The Value of Touch

My heart and prayers extend to all of us at this time of major risk and transformation.  May we act with the consciousness that we all need to constrict our movement in the physical world and increase our inseparable self- and collective care.  May we use this time to delve more deeply within, to be more present, and to do what we can to be a resource to others.

One of the things I’ve been thinking about in recent days is touch. Specifically, the kind that is not initiated as a prelude to sex. The latter gets mega play in the media of all genres and in our conversations, and I’d like to highlight the balm of affectionate touch in this piece.  I arrived here after listening to some of my family, friends and clients express sadness and a sense of loss in no longer being able to hug friends, cared-for colleagues and in some cases, family.  Governor Cuomo of New York mentioned it today in his press conference, “It is not natural,”  he said, referring to the way he greeted his adult daughter, who has recently come home temporarily. It was not the way he usually does.  I’m glad he validated this aspect of the adjustments we are having to make, sharing his own experience.

Hugs, massages, a hand around a shoulder or the back of the neck. a kiss on the cheek, temple or forehead or a gentle repetitive stroke across the back. These are some of the powerful ways we connect, console, love and heal others through physical touch. We are sensual beings, our skin filled with receptors to take in the feel and energy of touch.  When someone I know has suffered the loss of a loved one, I use my hands and arms more than words, which feel so hollow at these times.  Some of us are more at ease and desirous of touch and touching than others, akin to other individual differences we have.  There is also the matter of the quality of the touch, and certainly, those whose bodies have been violated may have an ambivalent or triggering response to touch.  We cannot presume to touch people willy nilly, even in ‘regular’ times. Touch can also lie. Same as words.  Be a pretense. Nor is touch the only way to convey affection or connect to others, but it is one whose value is often overlooked.

The provisos notwithstanding, touch, as a genuine expression of affection, is magnificent.

I do not know the state of research in regard to adults on this, but I believe we need it to thrive.  In the case of infants and young children, it is well-documented that touch is crucial for their development and for forming attachments.  Skin to skin contact between mothers and newborns has long been shown to have benefits for both infants and mothers and is reflected in practices of OB delivery rooms and neonatal pediatric units.

Shortly after my son was delivered by an emergency Caesarean section, back in the ’80s, my body began to shake uncontrollably. I had no control over it. Nor did the comforting efforts of my husband at the time.  After doctors assessed my son and cleaned away the fluids on his body, they brought him back. Laid him on my upper abdomen and chest.  My body calmed almost immediately.  Pure magic, the shaking stopped entirely.

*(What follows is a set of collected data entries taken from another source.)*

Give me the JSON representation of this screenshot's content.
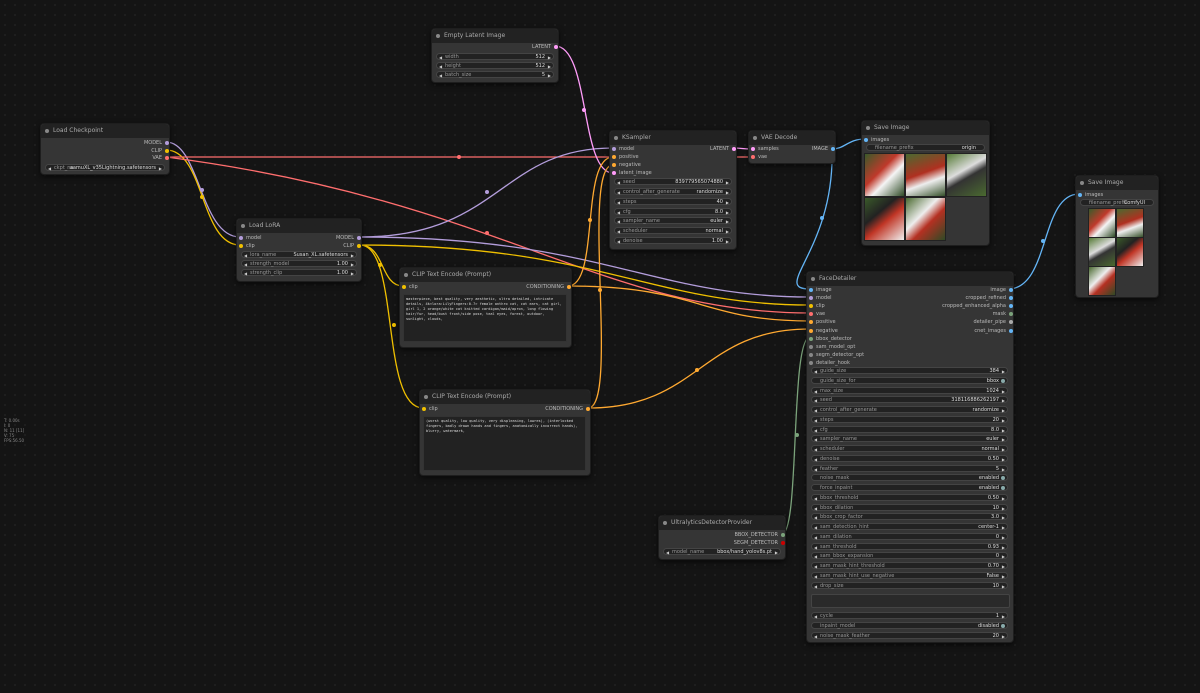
{
  "stats": [
    "T: 0.00s",
    "I: 0",
    "N: 11 [11]",
    "V: 75",
    "FPS:56.50"
  ],
  "colors": {
    "model": "#b39ddb",
    "clip": "#f0c000",
    "vae": "#ff6e6e",
    "latent": "#ff9cf9",
    "conditioning": "#ffa931",
    "image": "#64b5f6",
    "bbox": "#7ba37b"
  },
  "nodes": {
    "load_checkpoint": {
      "title": "Load Checkpoint",
      "outputs": [
        "MODEL",
        "CLIP",
        "VAE"
      ],
      "ckpt_label": "ckpt_na",
      "ckpt_value": "aamuXL_v35Lightning.safetensors"
    },
    "empty_latent": {
      "title": "Empty Latent Image",
      "output": "LATENT",
      "widgets": [
        {
          "label": "width",
          "value": "512"
        },
        {
          "label": "height",
          "value": "512"
        },
        {
          "label": "batch_size",
          "value": "5"
        }
      ]
    },
    "load_lora": {
      "title": "Load LoRA",
      "inputs": [
        "model",
        "clip"
      ],
      "outputs": [
        "MODEL",
        "CLIP"
      ],
      "widgets": [
        {
          "label": "lora_name",
          "value": "Susan_XL.safetensors"
        },
        {
          "label": "strength_model",
          "value": "1.00"
        },
        {
          "label": "strength_clip",
          "value": "1.00"
        }
      ]
    },
    "clip_pos": {
      "title": "CLIP Text Encode (Prompt)",
      "input": "clip",
      "output": "CONDITIONING",
      "text": "masterpiece, best quality, very aesthetic, ultra detailed, intricate details, 4k<lora:LilyFingers:0.7> female anthro cat, cat ears, cat girl, girl 1, 2 orange/white cat knitted cardigan/maid/apron, long flowing hair/fur, head/bust front/side pose, teal eyes, forest, outdoor, sunlight, clouds,"
    },
    "clip_neg": {
      "title": "CLIP Text Encode (Prompt)",
      "input": "clip",
      "output": "CONDITIONING",
      "text": "(worst quality, low quality, very displeasing, lowres), (interlocked fingers, badly drawn hands and fingers, anatomically incorrect hands), blurry, watermark,"
    },
    "ksampler": {
      "title": "KSampler",
      "inputs": [
        "model",
        "positive",
        "negative",
        "latent_image"
      ],
      "output": "LATENT",
      "widgets": [
        {
          "label": "seed",
          "value": "839779565074880"
        },
        {
          "label": "control_after_generate",
          "value": "randomize"
        },
        {
          "label": "steps",
          "value": "40"
        },
        {
          "label": "cfg",
          "value": "8.0"
        },
        {
          "label": "sampler_name",
          "value": "euler"
        },
        {
          "label": "scheduler",
          "value": "normal"
        },
        {
          "label": "denoise",
          "value": "1.00"
        }
      ]
    },
    "vae_decode": {
      "title": "VAE Decode",
      "inputs": [
        "samples",
        "vae"
      ],
      "output": "IMAGE"
    },
    "save1": {
      "title": "Save Image",
      "input": "images",
      "prefix_label": "filename_prefix",
      "prefix_value": "origin"
    },
    "save2": {
      "title": "Save Image",
      "input": "images",
      "prefix_label": "filename_prefix",
      "prefix_value": "ComfyUI"
    },
    "ultra": {
      "title": "UltralyticsDetectorProvider",
      "outputs": [
        "BBOX_DETECTOR",
        "SEGM_DETECTOR"
      ],
      "model_label": "model_name",
      "model_value": "bbox/hand_yolov8s.pt"
    },
    "face": {
      "title": "FaceDetailer",
      "inputs": [
        "image",
        "model",
        "clip",
        "vae",
        "positive",
        "negative",
        "bbox_detector",
        "sam_model_opt",
        "segm_detector_opt",
        "detailer_hook"
      ],
      "outputs": [
        "image",
        "cropped_refined",
        "cropped_enhanced_alpha",
        "mask",
        "detailer_pipe",
        "cnet_images"
      ],
      "widgets": [
        {
          "label": "guide_size",
          "value": "384",
          "kind": "num"
        },
        {
          "label": "guide_size_for",
          "value": "bbox",
          "kind": "toggle"
        },
        {
          "label": "max_size",
          "value": "1024",
          "kind": "num"
        },
        {
          "label": "seed",
          "value": "318116886262197",
          "kind": "num"
        },
        {
          "label": "control_after_generate",
          "value": "randomize",
          "kind": "num"
        },
        {
          "label": "steps",
          "value": "20",
          "kind": "num"
        },
        {
          "label": "cfg",
          "value": "8.0",
          "kind": "num"
        },
        {
          "label": "sampler_name",
          "value": "euler",
          "kind": "num"
        },
        {
          "label": "scheduler",
          "value": "normal",
          "kind": "num"
        },
        {
          "label": "denoise",
          "value": "0.50",
          "kind": "num"
        },
        {
          "label": "feather",
          "value": "5",
          "kind": "num"
        },
        {
          "label": "noise_mask",
          "value": "enabled",
          "kind": "toggle"
        },
        {
          "label": "force_inpaint",
          "value": "enabled",
          "kind": "toggle"
        },
        {
          "label": "bbox_threshold",
          "value": "0.50",
          "kind": "num"
        },
        {
          "label": "bbox_dilation",
          "value": "10",
          "kind": "num"
        },
        {
          "label": "bbox_crop_factor",
          "value": "3.0",
          "kind": "num"
        },
        {
          "label": "sam_detection_hint",
          "value": "center-1",
          "kind": "num"
        },
        {
          "label": "sam_dilation",
          "value": "0",
          "kind": "num"
        },
        {
          "label": "sam_threshold",
          "value": "0.93",
          "kind": "num"
        },
        {
          "label": "sam_bbox_expansion",
          "value": "0",
          "kind": "num"
        },
        {
          "label": "sam_mask_hint_threshold",
          "value": "0.70",
          "kind": "num"
        },
        {
          "label": "sam_mask_hint_use_negative",
          "value": "False",
          "kind": "num"
        },
        {
          "label": "drop_size",
          "value": "10",
          "kind": "num"
        }
      ],
      "widgets2": [
        {
          "label": "cycle",
          "value": "1",
          "kind": "num"
        },
        {
          "label": "inpaint_model",
          "value": "disabled",
          "kind": "toggle"
        },
        {
          "label": "noise_mask_feather",
          "value": "20",
          "kind": "num"
        }
      ]
    }
  }
}
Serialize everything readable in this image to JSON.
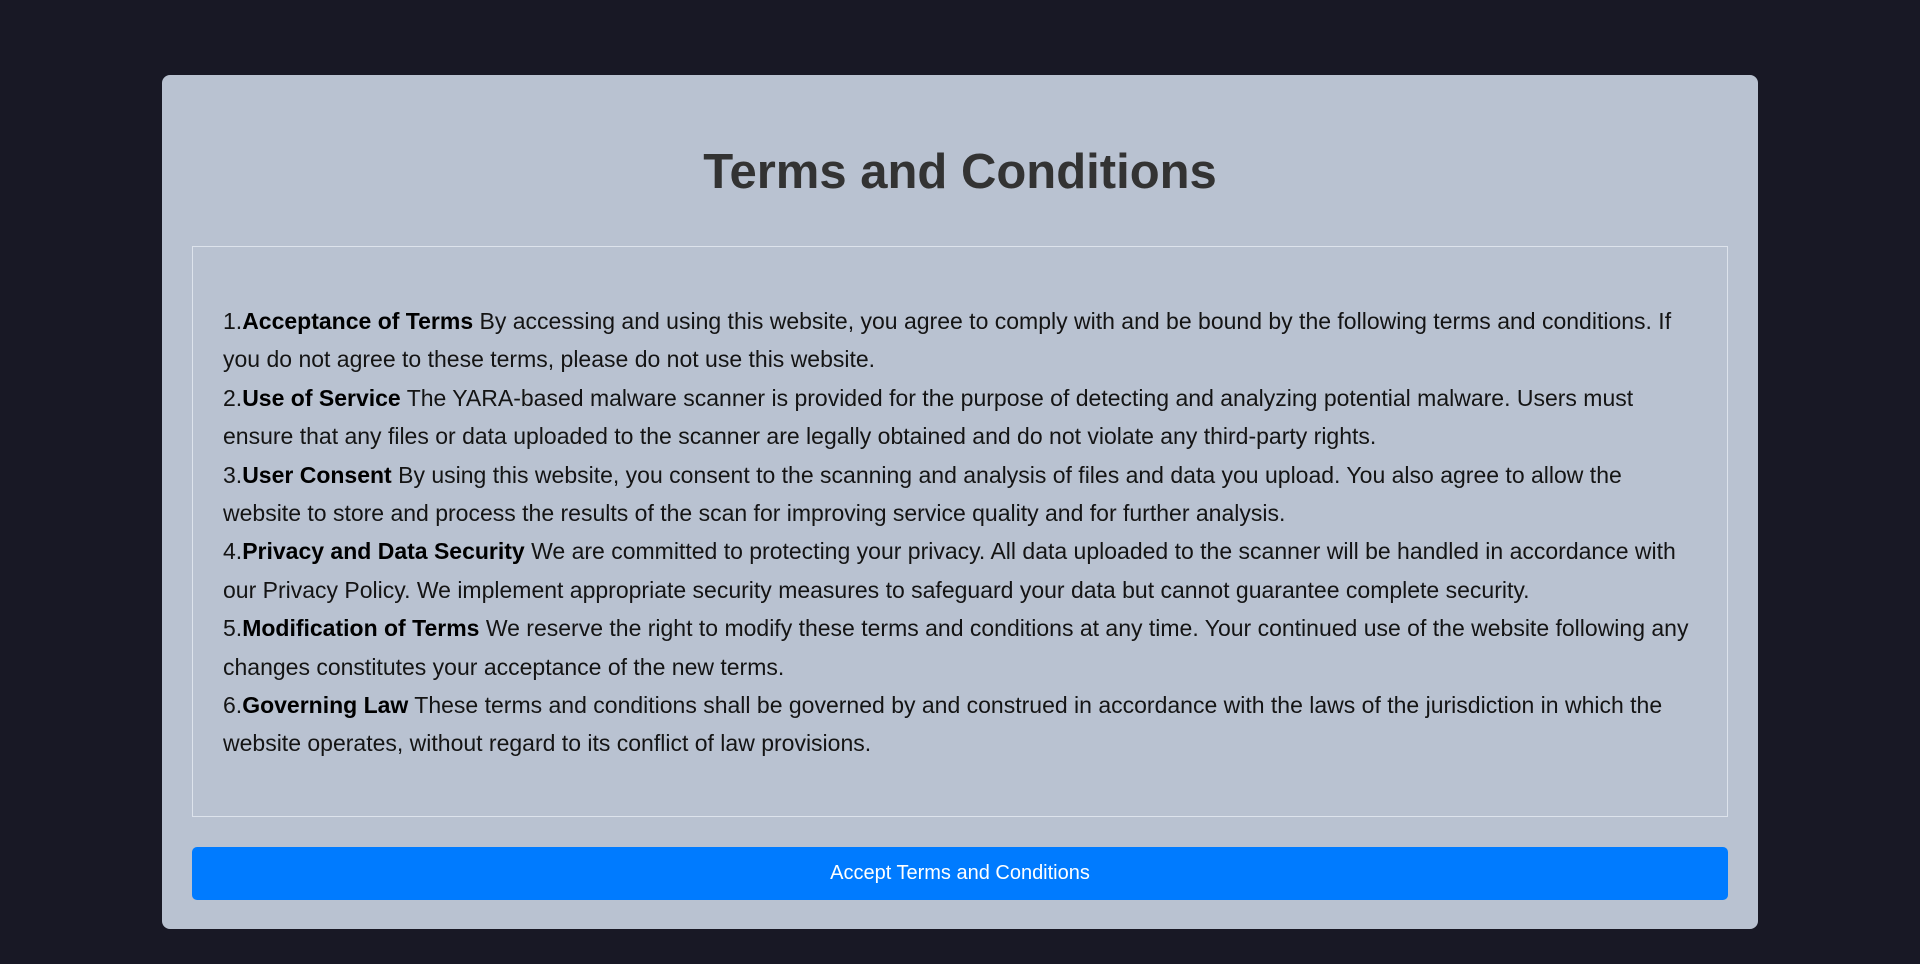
{
  "page": {
    "title": "Terms and Conditions",
    "colors": {
      "background": "#181825",
      "card": "#b9c2d1",
      "button": "#007bff"
    }
  },
  "terms": [
    {
      "number": "1.",
      "heading": "Acceptance of Terms",
      "text": " By accessing and using this website, you agree to comply with and be bound by the following terms and conditions. If you do not agree to these terms, please do not use this website."
    },
    {
      "number": "2.",
      "heading": "Use of Service",
      "text": " The YARA-based malware scanner is provided for the purpose of detecting and analyzing potential malware. Users must ensure that any files or data uploaded to the scanner are legally obtained and do not violate any third-party rights."
    },
    {
      "number": "3.",
      "heading": "User Consent",
      "text": " By using this website, you consent to the scanning and analysis of files and data you upload. You also agree to allow the website to store and process the results of the scan for improving service quality and for further analysis."
    },
    {
      "number": "4.",
      "heading": "Privacy and Data Security",
      "text": " We are committed to protecting your privacy. All data uploaded to the scanner will be handled in accordance with our Privacy Policy. We implement appropriate security measures to safeguard your data but cannot guarantee complete security."
    },
    {
      "number": "5.",
      "heading": "Modification of Terms",
      "text": " We reserve the right to modify these terms and conditions at any time. Your continued use of the website following any changes constitutes your acceptance of the new terms."
    },
    {
      "number": "6.",
      "heading": "Governing Law",
      "text": " These terms and conditions shall be governed by and construed in accordance with the laws of the jurisdiction in which the website operates, without regard to its conflict of law provisions."
    }
  ],
  "accept_button": {
    "label": "Accept Terms and Conditions"
  }
}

We all live in different circumstances — alone, with and without partners, children or parents; in our own homes or those of others, and some live in shelters. Those of us living with others are likely as affectionate with them as we’ve been before COVID19 unless they’ve been diagnosed with it or are symptomatic.  I imagine this to be true even in shelters, excluding the strangers who may share the space.  I’m unaware of any guidelines on this.  There may be others, who in their own homes with family, may do as Gov. Cuomo did.  For those who are living alone and avoiding in-person contact with family members and friends, or those limiting touch with family inside our homes out of great caution, the experience of touch, giving and receiving it, has plummeted.  The absence may be subtle, slow to build, and hard to pinpoint. There is no thermometer to register it. It may show up as part of feelings of isolation, loneliness or irritability.

Perhaps this is a time to consider self-touch, a word that likely brings forward the words self-pleasuring or masturbation, terms that still give off uncomfortable vibrations to many of us, despite all the efforts to normalize them.  As I said earlier, I feel no need to advocate for sexual pleasure, well-covered as it is, whether it occurs singularly or with others. But perhaps stroking our own shoulders, rubbing or massaging our faces, feet, and arms, and crossing them over our chest, grabbing our shoulders or back and squeezing them tight with our hands,  can be included in our self-care rituals of breathwork, yoga, dancing, and others. Self-care, self-touch does not replace anything. It is a thing unto itself, an affirmation all its own.

Would love to hear your thoughts on this!

 

 

 

 

2 thoughts on “The Value of Touch

  1. Thank you, Thandiwe, for your wisdom and sensitivity. It’s like not missing water till the well runs dry, you don’t miss the necessity of touch until you’re warned not to do it.
    It’s so important that you remind us all of this.

  2. This reminds me of how much touch means to me. I do want to add that you made me think of the times when those receptors activate when I am near by others whom I love or don’t know that I am connected to them – but my skin activates all types of emotions that a sensory letting me know that this is a connection. Mostly good, however it also happens when there needs to be a warning of some sort regarding the danger that could and may be present.
    This is more than deep and provides more introspection. Thanks for your blog.